Background Metastatic dissemination is critically reliant on the formation of a receptive niche, a process which is thought to rely on signals derived from the primary tumor. Lymph nodes are continuously exposed to such signals through the flow of afferent lymph, allowing the potential reprograming of lymphoid tissue stroma in support of metastases or immunosuppression. The objective of this study was therefore to better characterize tumor-driven transcriptomic changes occurring to specific stromal populations within the tumor-draining lymph node. Methods We utilize single cell RNA sequencing of dissociated LN tissue extracted from tumor-bearing and naïve mice to profile the reprograming of tissue stroma within the pre-metastatic lymph node. Results Resulting data provides transcriptomic evidence of tumor-induced imprinting on marginal reticular cells (MRCs) and floor lymphatic endothelial cells (fLECs) populating the subcapsular sinus. These alterations appear to be unique to the tumor-draining LN and are not observed during inflammatory antigenic challenge.

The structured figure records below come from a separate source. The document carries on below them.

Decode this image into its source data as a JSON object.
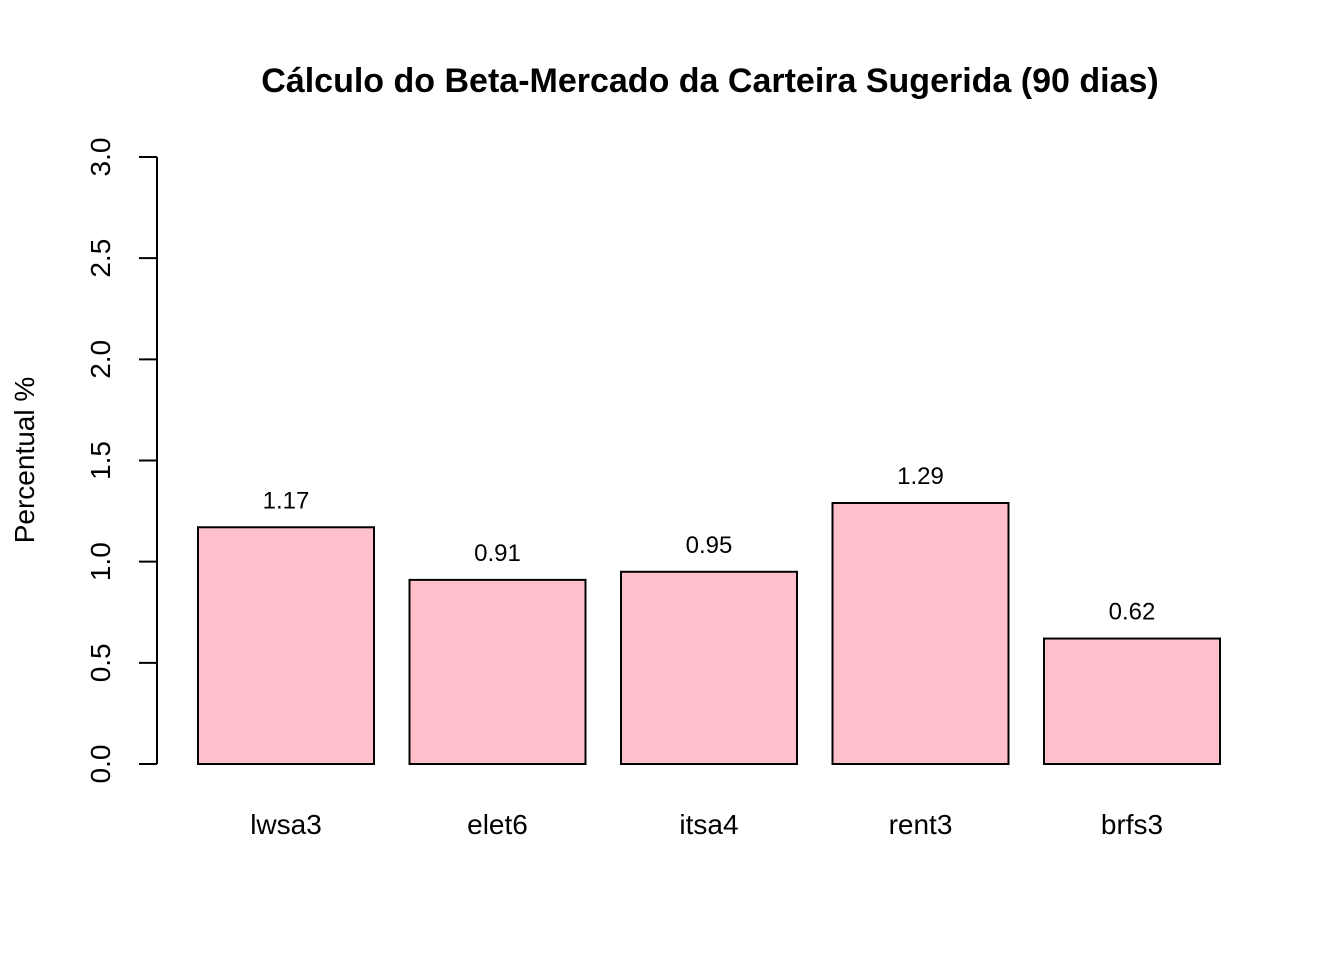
{
  "chart_data": {
    "type": "bar",
    "title": "Cálculo do Beta-Mercado da Carteira Sugerida (90 dias)",
    "xlabel": "",
    "ylabel": "Percentual %",
    "categories": [
      "lwsa3",
      "elet6",
      "itsa4",
      "rent3",
      "brfs3"
    ],
    "values": [
      1.17,
      0.91,
      0.95,
      1.29,
      0.62
    ],
    "value_labels": [
      "1.17",
      "0.91",
      "0.95",
      "1.29",
      "0.62"
    ],
    "ylim": [
      0,
      3
    ],
    "yticks": [
      0.0,
      0.5,
      1.0,
      1.5,
      2.0,
      2.5,
      3.0
    ],
    "ytick_labels": [
      "0.0",
      "0.5",
      "1.0",
      "1.5",
      "2.0",
      "2.5",
      "3.0"
    ],
    "bar_color": "#ffc0cb",
    "bar_border_color": "#000000",
    "grid": false,
    "legend": "none"
  }
}
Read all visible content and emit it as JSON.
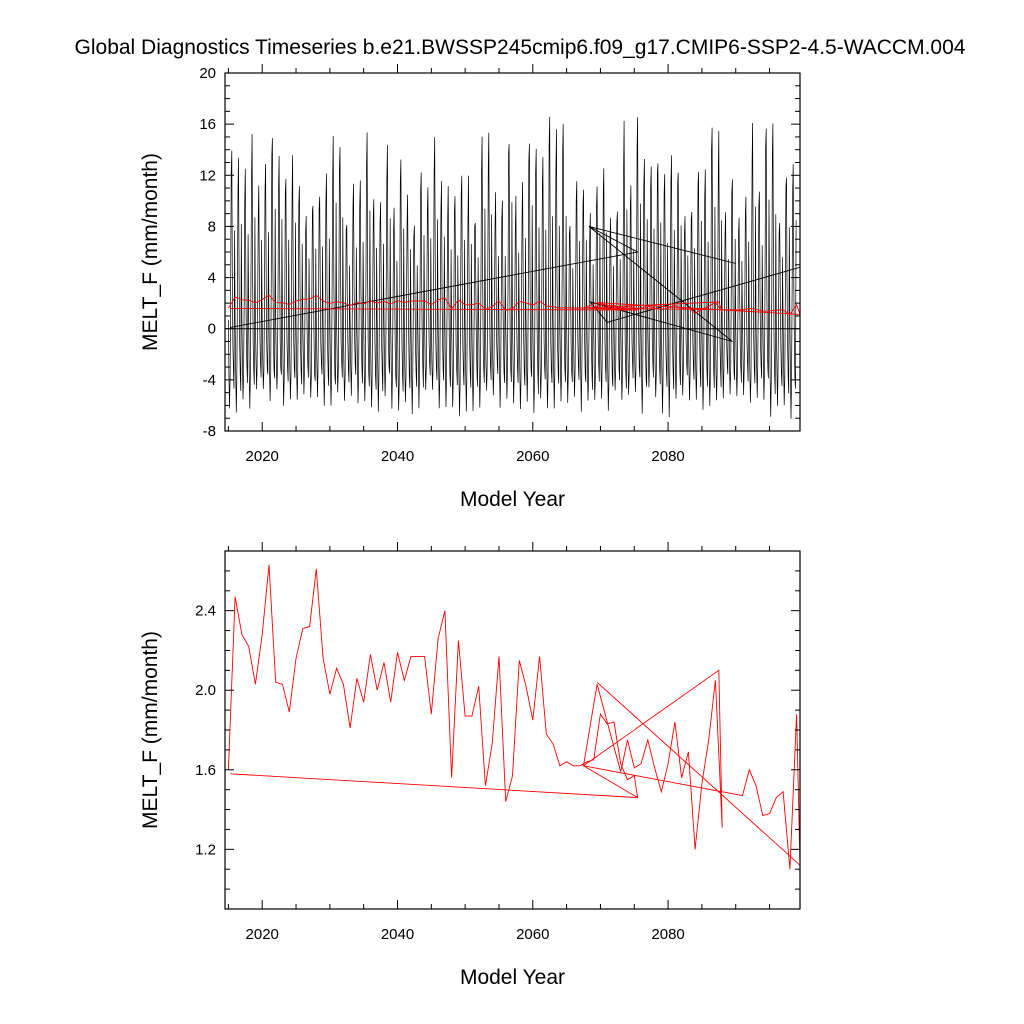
{
  "figure_title": "Global Diagnostics Timeseries b.e21.BWSSP245cmip6.f09_g17.CMIP6-SSP2-4.5-WACCM.004",
  "chart_data": [
    {
      "type": "line",
      "title": "",
      "xlabel": "Model Year",
      "ylabel": "MELT_F (mm/month)",
      "xlim": [
        2014.5,
        2099.5
      ],
      "ylim": [
        -8,
        20
      ],
      "xticks": [
        2020,
        2040,
        2060,
        2080
      ],
      "yticks": [
        -8,
        -4,
        0,
        4,
        8,
        12,
        16,
        20
      ],
      "zero_line": true,
      "monthly": {
        "color": "#000000",
        "start_year": 2015,
        "end_year": 2098,
        "seasonal_max_range": [
          9,
          17.5
        ],
        "seasonal_min_range": [
          -7.5,
          -5.5
        ],
        "extra_segments": [
          {
            "x": [
              2015.3,
              2067.3,
              2075.5,
              2068.3,
              2090,
              2068.3,
              2089.5,
              2068.5,
              2071,
              2099.5
            ],
            "y": [
              0.1,
              5.2,
              6.0,
              8.0,
              5.1,
              8.0,
              -1.0,
              2.1,
              0.5,
              4.8
            ]
          }
        ]
      },
      "series": [
        {
          "color": "#ff0000",
          "x": [
            2015,
            2016,
            2017,
            2018,
            2019,
            2020,
            2021,
            2022,
            2023,
            2024,
            2025,
            2026,
            2027,
            2028,
            2029,
            2030,
            2031,
            2032,
            2033,
            2034,
            2035,
            2036,
            2037,
            2038,
            2039,
            2040,
            2041,
            2042,
            2043,
            2044,
            2045,
            2046,
            2047,
            2048,
            2049,
            2050,
            2051,
            2052,
            2053,
            2054,
            2055,
            2056,
            2057,
            2058,
            2059,
            2060,
            2061,
            2062,
            2063,
            2064,
            2065,
            2066,
            2067,
            2068,
            2069,
            2070,
            2071,
            2072,
            2073,
            2074,
            2075,
            2075.5,
            2015.3,
            2075.5,
            2067.5,
            2069.5,
            2071,
            2073,
            2074,
            2075,
            2076,
            2077,
            2078,
            2079,
            2080,
            2081,
            2082,
            2083,
            2084,
            2085,
            2086,
            2087,
            2088,
            2087.5,
            2067.5,
            2091,
            2092,
            2093,
            2094,
            2095,
            2096,
            2097,
            2098,
            2099,
            2099.5,
            2069.5
          ],
          "values": [
            1.6,
            2.47,
            2.28,
            2.22,
            2.03,
            2.28,
            2.63,
            2.04,
            2.03,
            1.89,
            2.16,
            2.31,
            2.32,
            2.61,
            2.16,
            1.98,
            2.11,
            2.03,
            1.81,
            2.06,
            1.94,
            2.18,
            2.0,
            2.14,
            1.94,
            2.19,
            2.05,
            2.17,
            2.17,
            2.17,
            1.88,
            2.26,
            2.4,
            1.56,
            2.25,
            1.87,
            1.87,
            2.02,
            1.52,
            1.73,
            2.17,
            1.44,
            1.57,
            2.15,
            2.02,
            1.85,
            2.17,
            1.78,
            1.73,
            1.62,
            1.64,
            1.62,
            1.62,
            1.64,
            1.65,
            1.88,
            1.83,
            1.84,
            1.63,
            1.55,
            1.57,
            1.46,
            1.58,
            1.46,
            1.62,
            2.03,
            1.84,
            1.59,
            1.75,
            1.61,
            1.63,
            1.75,
            1.61,
            1.49,
            1.63,
            1.84,
            1.56,
            1.69,
            1.2,
            1.53,
            1.75,
            2.05,
            1.31,
            2.1,
            1.62,
            1.47,
            1.6,
            1.52,
            1.37,
            1.38,
            1.46,
            1.49,
            1.1,
            1.88,
            1.12,
            2.04
          ]
        }
      ]
    },
    {
      "type": "line",
      "title": "",
      "xlabel": "Model Year",
      "ylabel": "MELT_F (mm/month)",
      "xlim": [
        2014.5,
        2099.5
      ],
      "ylim": [
        0.9,
        2.7
      ],
      "xticks": [
        2020,
        2040,
        2060,
        2080
      ],
      "yticks": [
        1.2,
        1.6,
        2.0,
        2.4
      ],
      "series_ref": 0
    }
  ]
}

Notably, MRCs exhibit characteristics reminiscent of early desmoplastic CAF differentiation, fLECs engage distinct chemoattractant pathways thought to facilitate recruitment of circulating cancer cells, and both stromal populations exhibit signs of metabolic reprograming and immune-modulating potential. Conclusions Cumulatively, these findings build upon existing literature describing pre-metastatic niche formation and offer several promising avenues for future exploration.